Tlapoua pampa choloa
Lire pour fuir / Chambre d'Itzan / Solo
Au début, c’était simplement lire un livre un peu plus longtemps. Ensuite, ça a été d’ajouter à cette lecture divers mangas, BD, romans graphiques en tout genre pour prolonger sa soirée. Et quand ça ne suffisait pas, il se surprenait même à aller récupérer des manuels de cours pour les lire. Un peu dans le vide certes, mais ça occupait son esprit, et l’évitait de penser à l’heure qui tournait, et à la lune bien haute dans le ciel. Il s’est mis à papouiller Doudou aussi, longtemps, bien plus que d’ordinaire. La boule rose ne s’en plaignait pas, appréciant les attentions de son dresseur, et endormi presque instantanément sous ses doigts experts. Mais elle a bien fini par comprendre que cela cachait tout autre chose.
Ensuite, lorsque tout cela n’a plus suffit au gitan, il a ajouté de nouvelles étapes. Trainer le plus tard possible avec les copains, sans jamais les forcer à faire le mur, mais profitant de chaque minute qui leur était permise. Il a même commencé à raccompagner tout le monde dans sa chambre, un à un, allongeant son temps de trajet jusqu’à sa propre chambre. Parfois, il faisait également trainer longtemps ses soirées dans la chambre de Candice. Très longtemps. Il savait que la presque jeune femme n’était pas dérangée par ça, bien au contraire. Au creux de sa petite chambre chez les Givralis, le couple s’est adonné à de longs moments de tendresse, de complicité, et de découverte de soi. Mais être un couple tape à l’œil à ses défauts, et ils savent que le garçon est surveillé lors de ses excursions chez les filles. Alors il ne peut pas rester extrêmement longtemps, pas à chaque fois en tout cas. Alors, quand il sent sa belle fermer doucement ses yeux, terrassée par la fatigue de sa journée, il lui dépose simplement un baiser sur ses lèvres avant de quitter les lieux, retournant à contre cœur dans sa propre chambre.
Parce que dès l’instant où il s’assoit sur son lit, cette sensation de malaise lui revient. Il ne peut pas s’en empêcher. Il ne contrôle plus son corps et cette drôle de sensation qui lui serre le cœur chaque fois qu’il pense à l’idée d’aller dormir. C’est toujours pareil. Depuis la rentrée, il a des visions encore et encore. Et depuis sa dernière grosse crise d’angoisse, il a mis en place sans vraiment s’en rendre compte tout un tas de mécanisme d’évitement pour ne pas dormir. Ou en tout cas le plus tard possible. Le plus souvent il est une heure du matin, peut-être deux, lorsque son corps craque et le pousse à se glisser sous les draps, sans savoir ce que les esprits nocturnes vont lui infliger.
Et comme toutes les nuits depuis déjà un temps qui lui parait infiniment long, il se réveille en sursaut. La main dans ses cheveux, il observe son réveil. 5h55. Il sait qu’il ne se rendormira pas. C’est trop tard maintenant.

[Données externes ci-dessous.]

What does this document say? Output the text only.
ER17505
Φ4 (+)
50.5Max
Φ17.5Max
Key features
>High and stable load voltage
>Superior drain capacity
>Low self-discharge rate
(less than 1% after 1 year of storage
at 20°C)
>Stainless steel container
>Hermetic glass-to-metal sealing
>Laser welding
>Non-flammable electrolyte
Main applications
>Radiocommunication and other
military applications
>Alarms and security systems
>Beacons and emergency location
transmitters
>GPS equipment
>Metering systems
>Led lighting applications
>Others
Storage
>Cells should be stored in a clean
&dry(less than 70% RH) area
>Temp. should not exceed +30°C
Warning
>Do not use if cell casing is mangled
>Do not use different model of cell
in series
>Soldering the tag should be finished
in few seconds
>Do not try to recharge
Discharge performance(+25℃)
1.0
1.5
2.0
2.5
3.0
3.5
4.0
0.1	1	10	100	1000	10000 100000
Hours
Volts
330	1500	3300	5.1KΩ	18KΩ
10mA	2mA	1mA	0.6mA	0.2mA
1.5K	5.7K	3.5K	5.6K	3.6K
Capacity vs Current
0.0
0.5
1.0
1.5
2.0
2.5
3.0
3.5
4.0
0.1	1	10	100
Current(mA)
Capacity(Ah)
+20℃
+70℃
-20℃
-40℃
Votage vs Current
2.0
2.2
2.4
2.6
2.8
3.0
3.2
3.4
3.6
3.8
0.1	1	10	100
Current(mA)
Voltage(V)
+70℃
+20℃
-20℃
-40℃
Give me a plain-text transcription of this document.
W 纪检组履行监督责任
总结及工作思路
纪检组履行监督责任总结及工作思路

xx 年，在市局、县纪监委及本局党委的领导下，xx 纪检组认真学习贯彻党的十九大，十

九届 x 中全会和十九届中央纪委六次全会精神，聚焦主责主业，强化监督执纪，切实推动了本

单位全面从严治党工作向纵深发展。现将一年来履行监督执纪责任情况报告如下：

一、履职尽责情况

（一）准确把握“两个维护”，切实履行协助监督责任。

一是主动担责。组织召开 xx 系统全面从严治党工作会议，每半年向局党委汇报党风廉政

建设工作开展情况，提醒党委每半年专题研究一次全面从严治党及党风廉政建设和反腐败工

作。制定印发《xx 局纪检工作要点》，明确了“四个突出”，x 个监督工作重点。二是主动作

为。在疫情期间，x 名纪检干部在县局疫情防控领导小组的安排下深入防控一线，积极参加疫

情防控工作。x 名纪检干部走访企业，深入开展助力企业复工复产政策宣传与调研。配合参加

En revanche, il sait qu’aujourd’hui, surement en début d’après-midi, il va y avoir un accident sur le parking du centre commercial. Rien de grave, quelqu’un qui n’avait pas vu en faisant une marche arrière qu’il y avait un piéton. Il n’allait pas assez vite pour faire de gros dégâts, la victime s’étant simplement fracturé le poignet.
Cela va surement finir dans les petits journaux locaux.
Mais cela va se produire. Sans aucun doute. Car les esprits nocturnes lui montrent tout, pourrissant ses nuits.